09/06/2013
Un poster dei Beatles in un Apple store in California (Reuters).
È passato mezzo secolo dal primo album dei Beatles e quasi sessant'anni da quella Rock around the clock che segnò l'avvento dell'epopea rock'n'roll.
Ma se dal punto di vista squisitamente stilistico il rock è sempre lì, con le sue luci e le sue ombre, coi suoi sempiterni capolavori ancora capaci di regalare brividi anche ai giovani di oggi, così come di sopravvivere in un'infinità di nuove band in grado di riprodurne gli schemi, dall'altra è fuor di dubbio che ha perso gran parte della sua capacità propulsiva e innovativa, riproducendosi in canoni espressivi che raramente riescono ad affrancarsi dai modelli primigeni.
Del resto la Musica s'è sempre evoluta nello stesso modo, da Palestrina agli U2: un genere considerato “di moda” viene pian piano insidiato da una nuova tendenza (di solito bollata come “sbagliata” o eccessivamente iconoclasta dai maestri dello stile considerato dominante), e tuttavia destinata a scalzare la norma stilistica di quel determinato momento fino a ridurla a retroguardia manieristica; per poi divenire essa stessa la nuova norma, per quanto destinata, a sua volta, a venir abrogata da lì a poco dall'avanguardia successiva... E così via.
Ma la domanda - il rock è roba da vecchi? - appare ancor più legittima se andiamo ad analizzare il rock dal punto di vista sociologico, ideologico, come fenomeno di mercato o di costume.
Il rock primigenio è nato e s'è sviluppato anche grazie a un'evidente contraddizione interna: una forma di comunicazione creativa in aperto conflitto con un sistema socio-economico nel quale era in realtà perfettamente integrata; contraddizione che già il leggendario festival di Woodstock del 1969 aveva portato platealmente allo scoperto.

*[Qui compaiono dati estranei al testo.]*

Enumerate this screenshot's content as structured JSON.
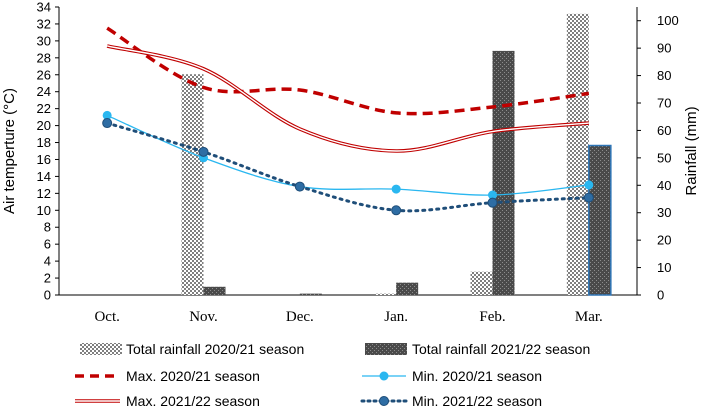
{
  "chart_data": {
    "type": "bar",
    "categories": [
      "Oct.",
      "Nov.",
      "Dec.",
      "Jan.",
      "Feb.",
      "Mar."
    ],
    "ylabel_left": "Air temperture (°C)",
    "ylabel_right": "Rainfall (mm)",
    "ylim_left": [
      0,
      34
    ],
    "ylim_right": [
      0,
      105
    ],
    "yticks_left": [
      "0",
      "2",
      "4",
      "6",
      "8",
      "10",
      "12",
      "14",
      "16",
      "18",
      "20",
      "22",
      "24",
      "26",
      "28",
      "30",
      "32",
      "34"
    ],
    "yticks_right": [
      "0",
      "10",
      "20",
      "30",
      "40",
      "50",
      "60",
      "70",
      "80",
      "90",
      "100"
    ],
    "bar_series": [
      {
        "name": "Total rainfall 2020/21 season",
        "values": [
          0,
          80.5,
          0,
          0.5,
          8.5,
          102.5
        ],
        "pattern": "checker",
        "axis": "right"
      },
      {
        "name": "Total rainfall 2021/22 season",
        "values": [
          0,
          3,
          0.5,
          4.5,
          89,
          54.5
        ],
        "pattern": "dark-dots",
        "axis": "right"
      }
    ],
    "line_series": [
      {
        "name": "Max. 2020/21 season",
        "values": [
          31.5,
          24.5,
          24.2,
          21.5,
          22.2,
          23.8
        ],
        "style": "dashed",
        "color": "#c00000",
        "axis": "left"
      },
      {
        "name": "Min. 2020/21 season",
        "values": [
          21.2,
          16.2,
          12.8,
          12.5,
          11.8,
          13.0
        ],
        "style": "light-blue-markers",
        "color": "#2ab7f0",
        "axis": "left"
      },
      {
        "name": "Max. 2021/22 season",
        "values": [
          29.4,
          26.7,
          19.6,
          17.0,
          19.3,
          20.3
        ],
        "style": "double-line",
        "color": "#c00000",
        "axis": "left"
      },
      {
        "name": "Min. 2021/22 season",
        "values": [
          20.3,
          16.9,
          12.8,
          10.0,
          10.9,
          11.5
        ],
        "style": "dotted-markers",
        "color": "#1f4e79",
        "axis": "left"
      }
    ]
  },
  "legend": [
    "Total rainfall 2020/21 season",
    "Total rainfall 2021/22 season",
    "Max. 2020/21 season",
    "Min. 2020/21 season",
    "Max. 2021/22 season",
    "Min. 2021/22 season"
  ]
}
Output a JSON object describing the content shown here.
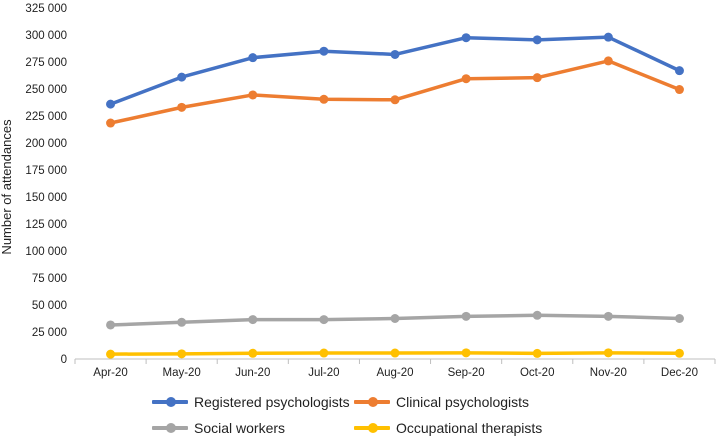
{
  "chart_data": {
    "type": "line",
    "ylabel": "Number of attendances",
    "xlabel": "",
    "categories": [
      "Apr-20",
      "May-20",
      "Jun-20",
      "Jul-20",
      "Aug-20",
      "Sep-20",
      "Oct-20",
      "Nov-20",
      "Dec-20"
    ],
    "ylim": [
      0,
      325000
    ],
    "ytick_step": 25000,
    "ytick_labels": [
      "0",
      "25 000",
      "50 000",
      "75 000",
      "100 000",
      "125 000",
      "150 000",
      "175 000",
      "200 000",
      "225 000",
      "250 000",
      "275 000",
      "300 000",
      "325 000"
    ],
    "grid": false,
    "legend_position": "bottom",
    "series": [
      {
        "name": "Registered psychologists",
        "color": "#4472C4",
        "values": [
          236000,
          261000,
          279000,
          285000,
          282000,
          297500,
          295500,
          298000,
          267000
        ]
      },
      {
        "name": "Clinical psychologists",
        "color": "#ED7D31",
        "values": [
          218500,
          233000,
          244500,
          240500,
          240000,
          259500,
          260500,
          276000,
          249500
        ]
      },
      {
        "name": "Social workers",
        "color": "#A5A5A5",
        "values": [
          31500,
          34000,
          36500,
          36500,
          37500,
          39500,
          40500,
          39500,
          37500
        ]
      },
      {
        "name": "Occupational therapists",
        "color": "#FFC000",
        "values": [
          4500,
          4800,
          5300,
          5500,
          5500,
          5700,
          5200,
          5700,
          5300
        ]
      }
    ]
  }
}
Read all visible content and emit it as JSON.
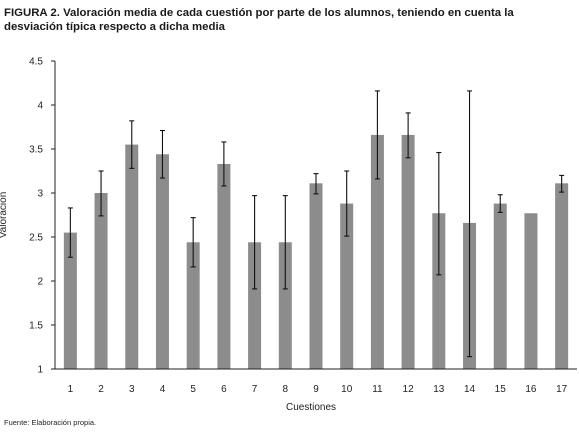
{
  "figure": {
    "label": "FIGURA 2.",
    "title": "Valoración media de cada cuestión por parte de los alumnos, teniendo en cuenta la desviación típica respecto a dicha media",
    "source": "Fuente: Elaboración propia."
  },
  "chart_data": {
    "type": "bar",
    "xlabel": "Cuestiones",
    "ylabel": "Valoracion",
    "ylim": [
      1,
      4.5
    ],
    "yticks": [
      "1",
      "1.5",
      "2",
      "2.5",
      "3",
      "3.5",
      "4",
      "4.5"
    ],
    "categories": [
      "1",
      "2",
      "3",
      "4",
      "5",
      "6",
      "7",
      "8",
      "9",
      "10",
      "11",
      "12",
      "13",
      "14",
      "15",
      "16",
      "17"
    ],
    "values": [
      2.55,
      3.0,
      3.55,
      3.44,
      2.44,
      3.33,
      2.44,
      2.44,
      3.11,
      2.88,
      3.66,
      3.66,
      2.77,
      2.66,
      2.88,
      2.77,
      3.11
    ],
    "error_low": [
      2.27,
      2.74,
      3.28,
      3.17,
      2.16,
      3.08,
      1.91,
      1.91,
      2.99,
      2.51,
      3.16,
      3.4,
      2.07,
      1.14,
      2.78,
      2.77,
      3.01
    ],
    "error_high": [
      2.83,
      3.25,
      3.82,
      3.71,
      2.72,
      3.58,
      2.97,
      2.97,
      3.22,
      3.25,
      4.16,
      3.91,
      3.46,
      4.16,
      2.98,
      2.77,
      3.2
    ],
    "bar_color": "#8c8c8c",
    "grid": false,
    "legend": "none"
  }
}
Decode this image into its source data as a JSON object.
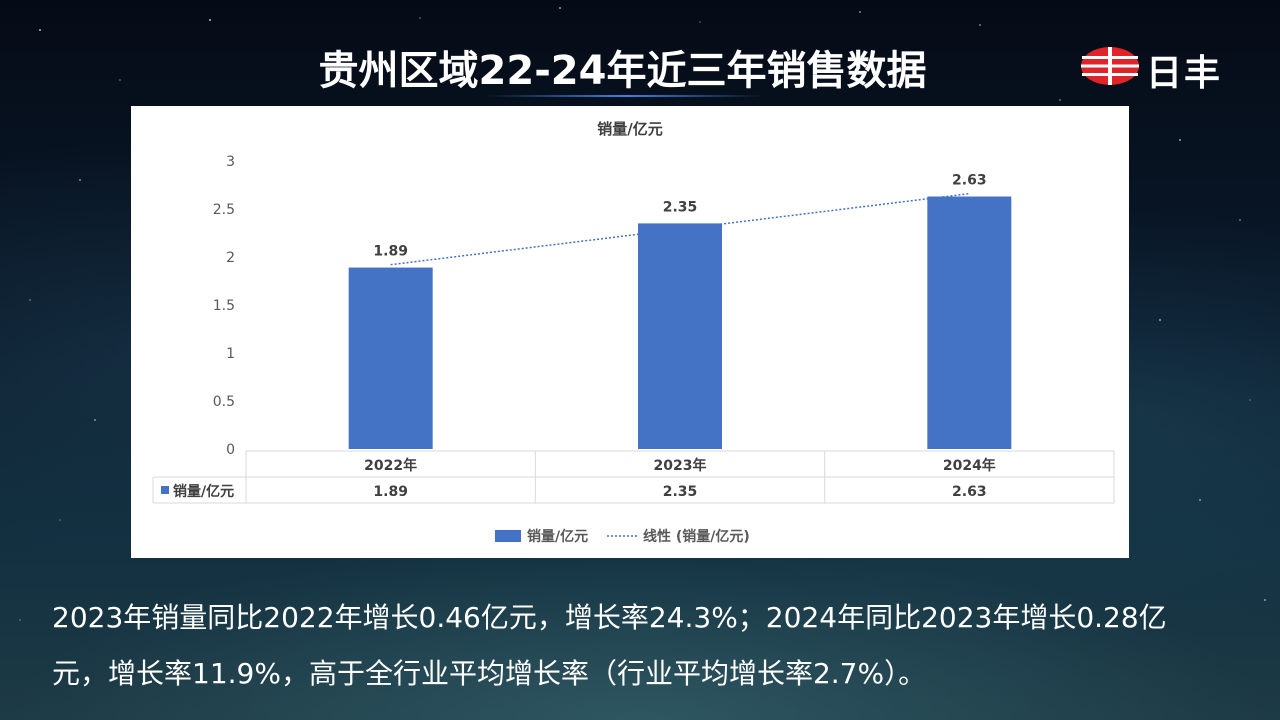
{
  "title": "贵州区域22-24年近三年销售数据",
  "logo": {
    "text": "日丰",
    "icon": "rifeng-logo-icon",
    "brand_color": "#e0242a"
  },
  "chart_data": {
    "type": "bar",
    "title": "销量/亿元",
    "categories": [
      "2022年",
      "2023年",
      "2024年"
    ],
    "series": [
      {
        "name": "销量/亿元",
        "values": [
          1.89,
          2.35,
          2.63
        ],
        "color": "#4472c4"
      }
    ],
    "trendline": {
      "name": "线性 (销量/亿元)",
      "type": "linear",
      "style": "dotted",
      "color": "#4472c4"
    },
    "data_labels": [
      "1.89",
      "2.35",
      "2.63"
    ],
    "ylim": [
      0,
      3
    ],
    "yticks": [
      "0",
      "0.5",
      "1",
      "1.5",
      "2",
      "2.5",
      "3"
    ],
    "data_table": {
      "row_label": "销量/亿元",
      "values": [
        "1.89",
        "2.35",
        "2.63"
      ]
    },
    "legend": {
      "position": "bottom",
      "entries": [
        "销量/亿元",
        "线性 (销量/亿元)"
      ]
    },
    "grid": false
  },
  "summary": {
    "line1": "2023年销量同比2022年增长0.46亿元，增长率24.3%；2024年同比2023年增长0.28亿",
    "line2": "元，增长率11.9%，高于全行业平均增长率（行业平均增长率2.7%）。"
  }
}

Non a caso per molti analisti quei “tre giorni di pace, amore e musica” rappresentarono insieme l'apogeo e l'inizio della decadenza del rock.
Da allora è stato un susseguirsi di epitaffi più o meno legittimi o
pretestuosi, decretati non già da una nuova generazione di innovatori,
ma piuttosto da nuovi presunti restauratori dello spirito ribellista
primigenio (basti pensare al punk), o da virtuosi più o meno
tradizionalisti (dall'hard-rock al grunge), o ancora, da una nuova
generazione di artisti smaniosi di emanciparne i consunti canoni
espressivi (buona parte degli esponenti della cosiddetta sub-cultura
hip-hop).
Stiamo ovviamente semplificando troppo, ma al di là della schematicità
di questi assunti non v'è dubbio che ciò che oggi chiamiamo rock (e
anche sull'indeterminatezza del termine molto ci sarebbe da dire) è per
molti versi comprimibile in una specie di ossimoro: un morto vivente;
una specie di zombie che ancora possiede nelle fattezze il riverbero del
suo imprinting, ma sempre più deformato dalle pressioni di una
pluralità frammentata di panorami sociologici (e stilistici) ben più
complessi e infinitamente lontani da quelli che fecero da sfondo alla
sua genesi.
E' un'ipotesi ovviamente, legittima e parziale come mille altre: perché
non v'è dubbio che per molti ragazzi del Terzo Millennio questa
etichetta continua a racchiudere o sottintendere, ad amplificare o
sintetizzare un'immutata ansia valoriale – a tratti politica, a tratti
spirituale – così come non si può non rilevare una ancor più accentuata
subalternità degli slanci creativi ai diktat dei mercati come agli
imperativi dei mutamenti tecnologici in corso, primo fra tutti il
passaggio epocale dal concetto di possesso a quello di accesso alla
musica imposto dal consumo in streaming.
Certo è che ciò che resta del
rock oggi è qualcosa di infinitamente più ondivago, sfuggente e
contraddittorio di quello delle origini: ad immagine e somiglianza delle
inquietudini del popolo dei suoi fruitori. E almeno in questo riflesso,
sì, il rock continua ad essere quello che è sempre stato.